5) TRASCOLOR/TRASCOLORAR(canto 27 Par.): all’inizio del canto 27 del Paradiso, nel cielo delle Stelle
Fisse, san Pietro prorompe in una veemente invettiva contro il suo corrotto successore Bonifacio VIII,
mutando apparenza come se fosse Giove che si tramuta in Marte(vv. 19-21, «Se io mi trascoloro, / non
ti maravigliar, ché, dicend’io, / vedrai trascolorar tutti costoro»). Non si trovano altre attestazioni del
verbo nel 1300, se non nei commenti di Jacopo della Lana, dell’Ottimo e di Francesco da Buti . I
concetti che si intrecciano sono, comunque, quelli di ‘mutamento (di colore)’ e quello della causa di
tale cambiamento: l’ira, il desiderio di giustizia.
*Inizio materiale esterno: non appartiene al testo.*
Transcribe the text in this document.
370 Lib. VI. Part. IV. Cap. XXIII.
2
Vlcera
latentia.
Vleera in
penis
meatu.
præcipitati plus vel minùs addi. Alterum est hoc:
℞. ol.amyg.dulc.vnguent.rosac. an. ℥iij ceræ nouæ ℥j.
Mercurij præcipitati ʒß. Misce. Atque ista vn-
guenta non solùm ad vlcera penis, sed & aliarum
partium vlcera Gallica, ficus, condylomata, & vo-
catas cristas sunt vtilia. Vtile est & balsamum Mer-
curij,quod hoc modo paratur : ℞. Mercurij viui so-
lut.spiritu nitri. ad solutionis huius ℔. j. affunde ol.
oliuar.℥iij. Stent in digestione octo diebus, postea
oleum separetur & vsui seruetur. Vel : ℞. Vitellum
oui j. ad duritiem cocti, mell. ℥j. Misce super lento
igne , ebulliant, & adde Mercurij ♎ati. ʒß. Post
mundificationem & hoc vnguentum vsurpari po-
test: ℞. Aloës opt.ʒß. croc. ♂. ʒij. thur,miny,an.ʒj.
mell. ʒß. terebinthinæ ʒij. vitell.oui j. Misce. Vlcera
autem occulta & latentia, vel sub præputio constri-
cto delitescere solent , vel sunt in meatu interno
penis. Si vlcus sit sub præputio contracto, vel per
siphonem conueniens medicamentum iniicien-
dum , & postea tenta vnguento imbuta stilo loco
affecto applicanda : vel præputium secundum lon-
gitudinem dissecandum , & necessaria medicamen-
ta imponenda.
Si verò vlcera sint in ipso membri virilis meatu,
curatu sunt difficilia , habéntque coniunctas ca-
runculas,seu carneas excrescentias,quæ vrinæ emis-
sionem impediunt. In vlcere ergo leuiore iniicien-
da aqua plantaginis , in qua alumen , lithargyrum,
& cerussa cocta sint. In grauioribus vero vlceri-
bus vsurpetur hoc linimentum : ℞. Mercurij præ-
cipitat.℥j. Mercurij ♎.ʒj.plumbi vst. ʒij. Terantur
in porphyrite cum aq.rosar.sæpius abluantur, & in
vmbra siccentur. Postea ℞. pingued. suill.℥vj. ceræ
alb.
Esclusi questi uso, il verbo riappare solo nel secolo
successivo, nella forma transcolorare nel Timone di Matteo Maria Boiardo, con il significato di
‘impallidire’ («De la paura ancor mi transcoloro»), significato che prevale nelle attestazioni rilevabili
dal xvii sec. in poi. L’uso è prevalentemente riflessivo o intransitivo, ma non mancano esempi con
valore transitivo. Nel TB è registrato il deverbale trascoloramento e nel GDLI anche i participi con
valore aggettivale trascolorante e trascolorato. Gabriele D’Annunzio adopera poi il metaplasmatico
trascolorire . La forza vitale di questo verbo risiede nella sua moderna poeticità, nella sua valenza
simbolica e nella forza evocativa del prefisso TRAS-, che richiama verbi come “trasmutare”.
VOCE GRADIT:
- TRASCOLORARE= 1)cambiare colore. 2) impallidire, spec. per l’emozione; 3)fig., trasformarsi. 4) far
cambiare colore.
- TRASCOLORARSI= 1) cambiare colore. 2) impallidire. 3) cambiare, trasformarsi.
-TRASCOLORAMENTO= il trascolorare e il suo risultato.